Still got nothing on The Wire or Cowboy Bebop though.

5 comments:

Sean Beanland said...

It's Tigh, not Tye. :-)

I haven't see The Sopranos, but I always enjoyed the fact that BSG was still playing out the consequence of actions that occurred in the first season. Even if it was just a reference, it always felt like they made sure that most of the plot threads didn't just disappear. It wasn't perfect, and some things strained credulity (such as no real consequences for Tigh's tyrannical bent in the beginning of season 2), but overall it's one of the most consistence shows I've ever seen in terms of plot threads playing out over the years

L.B. Jeffries said...

Fixed :P

Jonathan Mills said...

I'm not sure I'm arguing against the contention that The Sopranos lacked narrative integrity, but one thing the show did well was in breaking free of many of the restrictions of seasons as arcs. During Season Six, in particular, I remember being really taken with the way that arcs overlapped. You have Tony's dream arc, the recovery arc, and those episodes along with the season premiere have a collective beginning, middle, and end. I also think that it is one of the few shoes to successfully tell episodic and serial stories, something that most contemporary popular television shows have abandoned. Christopher's path of self-destruction integrates well with Tony's shifting attitudes about utilitarian violence. I think that Christopher's overall arc on the show has enough internal consistency that the writers aren't shoehorning Tony's stories into his own; there's true interaction.

Although I think The Sopranos' multi-level arcs in some ways move it beyond television in a genre sense, one of the things that makes The Wire such an incredible show is the way it could use the conventions of serial television to its advantage. The cliche of the season finale is that everything changes, but somehow everything gets reset back to normal by the time that the next season's premiere is over. Season Two of the Wire achieved that in an almost absurd way, and yet it seemed completely plausible in the context of the show's procedures. It's also a much more pure serial, probably even more so than Lost. Watching The Wire regularly was like buying monthly comic books; you could follow the general story, but to really understand it you were better off waiting for the trade paperback.

Man, I miss those shows. I only watched one or two BSG episodes so I really missed out on the unfolding narrative you're describing, and I don't think I would have the same perspective if I caught up with DVD box sets.

L.B. Jeffries said...

Hmmm...The Wire is the best to me for pretty much the same reasons you describe.

I didn't mean to sound like I thought The Sopranos was bad, I guess I encouraged that with the versus title but they both have their merits. To me, there was a slump in the show for Seasons 3 to 5 followed by 6, which got back on message and delivered it well.

Each of these shows does something interesting with the way it preserves the story for such a long period of time. BSG used its backstory and supporting cast, the Sopranos relied on subplots and focusing on new characters.

Bebop, for my money, gets credit for having a 24 episode story and sticking to it.

NelsonStJames said...

Three years later, and I still have to agree Cowboy Bebop holds up the best as having a story to tell and sticking to it.
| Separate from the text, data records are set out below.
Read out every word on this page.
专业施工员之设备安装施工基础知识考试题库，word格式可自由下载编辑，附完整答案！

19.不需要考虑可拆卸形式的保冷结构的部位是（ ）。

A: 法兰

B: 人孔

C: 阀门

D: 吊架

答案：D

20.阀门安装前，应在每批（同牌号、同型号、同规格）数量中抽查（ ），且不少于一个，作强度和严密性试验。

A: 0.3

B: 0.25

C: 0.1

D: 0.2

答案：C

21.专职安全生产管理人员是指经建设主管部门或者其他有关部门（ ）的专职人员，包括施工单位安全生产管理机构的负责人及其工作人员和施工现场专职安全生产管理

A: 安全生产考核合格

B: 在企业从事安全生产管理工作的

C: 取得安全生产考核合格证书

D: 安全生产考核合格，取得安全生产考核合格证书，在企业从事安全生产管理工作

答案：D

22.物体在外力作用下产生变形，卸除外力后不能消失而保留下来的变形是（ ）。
Between Sopranos and BSG I have to give it to the Sopranos for at least staying true to its roots from start to finish. BSG, for two seasons at least, was the best show on television, and in spite of itself also was the best SF show on television. Problem was BSG was ashamed of it's SF roots, while Sopranos was not ashamed of its mob/gangster roots. Both shows transcends the stereotypes of their genre, but Sopranos did it while never letting us forget that we were ultimately watching a mob series. BSG's creators constantly harped on the fact that they didn't want SF cliches, they wanted to tell stories about people, and then proceeded to incorporate a whole wheelbarrow load of soap opera cliches into the mix. Characters started acting out of character, and intelligent characters started to act like high school children.

The Wire. Just watched Season one, and I can't find much fault in it.